An important question in biology is which sequence and structural features enable proteins sharing a common catalytic core to perform entirely different functions. Consider, for example, AAA+ ATPases, which mediate a wide variety of cellular activities, including membrane fusion, DNA replication, microtubule dynamics, intracellular transport, transcriptional activation, protein refolding or degradation, and the disassembly of protein complexes1,2. These form homomeric or heteromeric complexes consisting of from five to seven AAA+ modules with ATP-binding sites typically interacting with an adjacent module. Each complex channels the energy of ATP hydrolysis into coordinated conformational changes specific to its function. Although we cannot directly observe the biochemical mechanisms mediating these processes, given enough sequence data we can infer mechanistically imposed constraints. The nature of these constraints varies. They may appear as residues conserved in an entire superfamily or in functionally related protein subgroups (i.e., as correlations between sequence patterns and biochemical properties), as subtle pairwise correlations, or as correlations among these sequence features or with structural features.
Previously investigated protein constraints include function determining residues (FDRs), “coevolving sectors”, directly coupled (DC) residue pairs, and subgroup-specific patterns. FDR methods3,4,5,6,7,8,9,10,11,12,13,14,15,16,17,18,19,20,21,22,23,24 generally focus on predicting specific, well-characterized residue functions, such as in substrate recognition and catalysis, that can be benchmarked experimentally25. However, due to the incompleteness of experimental annotations, we lack reliable gold standards for important but as yet undiscovered residue functions26,27, which, along with objectively characterizing protein constraints, is the focus of our investigation here. One may uncover new residue functions by applying statistical methods—which most FDR approaches lack—to distinguish signal from noise within large data sets. Methods that focus on evolutionary changes within a phylogenetic tree28,29 make no presuppositions concerning residue functions, but cannot adequately analyze large numbers of sequences due to the need to construct a tree, which, for large data sets, introduces more complexity than either is necessary or can be reliably inferred.

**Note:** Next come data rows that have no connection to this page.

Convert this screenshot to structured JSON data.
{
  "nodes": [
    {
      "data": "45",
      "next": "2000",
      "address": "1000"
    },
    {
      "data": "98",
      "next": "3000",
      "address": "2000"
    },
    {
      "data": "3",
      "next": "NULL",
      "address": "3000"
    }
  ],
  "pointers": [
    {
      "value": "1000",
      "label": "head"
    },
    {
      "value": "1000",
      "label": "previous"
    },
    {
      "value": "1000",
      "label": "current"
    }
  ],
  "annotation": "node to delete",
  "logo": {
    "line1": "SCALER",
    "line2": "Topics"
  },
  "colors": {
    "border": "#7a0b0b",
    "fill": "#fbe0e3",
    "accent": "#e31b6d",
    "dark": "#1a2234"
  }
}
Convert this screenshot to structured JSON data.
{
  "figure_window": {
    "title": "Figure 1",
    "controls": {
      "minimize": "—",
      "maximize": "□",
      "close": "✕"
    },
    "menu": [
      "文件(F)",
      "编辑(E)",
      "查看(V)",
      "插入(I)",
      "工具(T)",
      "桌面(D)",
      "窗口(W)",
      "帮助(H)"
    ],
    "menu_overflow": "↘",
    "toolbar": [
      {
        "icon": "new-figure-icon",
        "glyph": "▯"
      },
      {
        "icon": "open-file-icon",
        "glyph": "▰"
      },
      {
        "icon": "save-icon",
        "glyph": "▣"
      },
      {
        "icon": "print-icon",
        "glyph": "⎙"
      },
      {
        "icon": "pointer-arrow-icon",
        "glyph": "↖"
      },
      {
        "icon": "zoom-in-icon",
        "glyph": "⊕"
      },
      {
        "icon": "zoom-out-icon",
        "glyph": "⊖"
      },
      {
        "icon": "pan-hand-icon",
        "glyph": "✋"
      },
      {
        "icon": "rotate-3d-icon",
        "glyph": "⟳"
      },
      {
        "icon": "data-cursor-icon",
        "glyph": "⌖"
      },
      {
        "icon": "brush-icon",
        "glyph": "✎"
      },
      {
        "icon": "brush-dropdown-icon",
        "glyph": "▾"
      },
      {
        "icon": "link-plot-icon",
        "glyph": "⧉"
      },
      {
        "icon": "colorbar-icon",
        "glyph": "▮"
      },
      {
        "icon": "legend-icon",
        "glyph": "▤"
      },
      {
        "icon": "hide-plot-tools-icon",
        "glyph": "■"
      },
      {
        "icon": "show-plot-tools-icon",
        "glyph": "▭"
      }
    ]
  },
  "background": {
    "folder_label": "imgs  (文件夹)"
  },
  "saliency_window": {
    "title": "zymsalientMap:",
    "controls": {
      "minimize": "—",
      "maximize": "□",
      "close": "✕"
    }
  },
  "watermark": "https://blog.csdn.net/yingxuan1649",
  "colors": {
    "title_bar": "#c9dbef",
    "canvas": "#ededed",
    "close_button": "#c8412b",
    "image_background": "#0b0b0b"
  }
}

Statistical Coupling Analysis (SCA)30 applies principal component analysis to a multiple sequence alignment (MSA) covariance matrix to identify groups of “coevolving protein sectors”31 that are believed to arise from selection acting upon protein functional properties32. SCA has been used to predict hydrophobic cavities33 and surface sites34 involved in allosteric regulation and to design proteins35. However, most published SCA studies identify a single sector, for which, it has been suggested36, statistically equivalent predictions may be made using sequence conservation alone. If so, then SCA may be most useful when multiple sectors are present.
Direct coupling analysis (DCA)37 is similar to SCA but uses a different algorithmic approach38 and therefore extracts different biologically relevant information39. DCA focuses on predicting contacts between residue pairs based on correlated substitution patterns among homologous proteins: In order to maintain structural integrity, substitutions at one residue position often result in compensating substitutions at other positions over evolutionary time. Hence, in principle, MSA covariance analysis can predict structural contacts. However, early approaches fell short of expectations due to the confounding effect of indirect correlations: When residues correlate both at positions i and j and at positions j and k, then residues at positions i and k may also correlate even though they fail to interact directly. DCA39,40,41,42,43,44,45,46 overcomes this problem by disentangling direct from indirect correlations. DCA employs a variety of algorithmic strategies, including sparse inverse covariance estimation41, multivariate Gaussian modeling47, and pseudo-likelihood maximum entropy optimization43,44,48; among these, the last strategy (as implemented in CCMpred48) performed best based on the estimated significance of the overlap between high DC-scores and 3D-contacts49.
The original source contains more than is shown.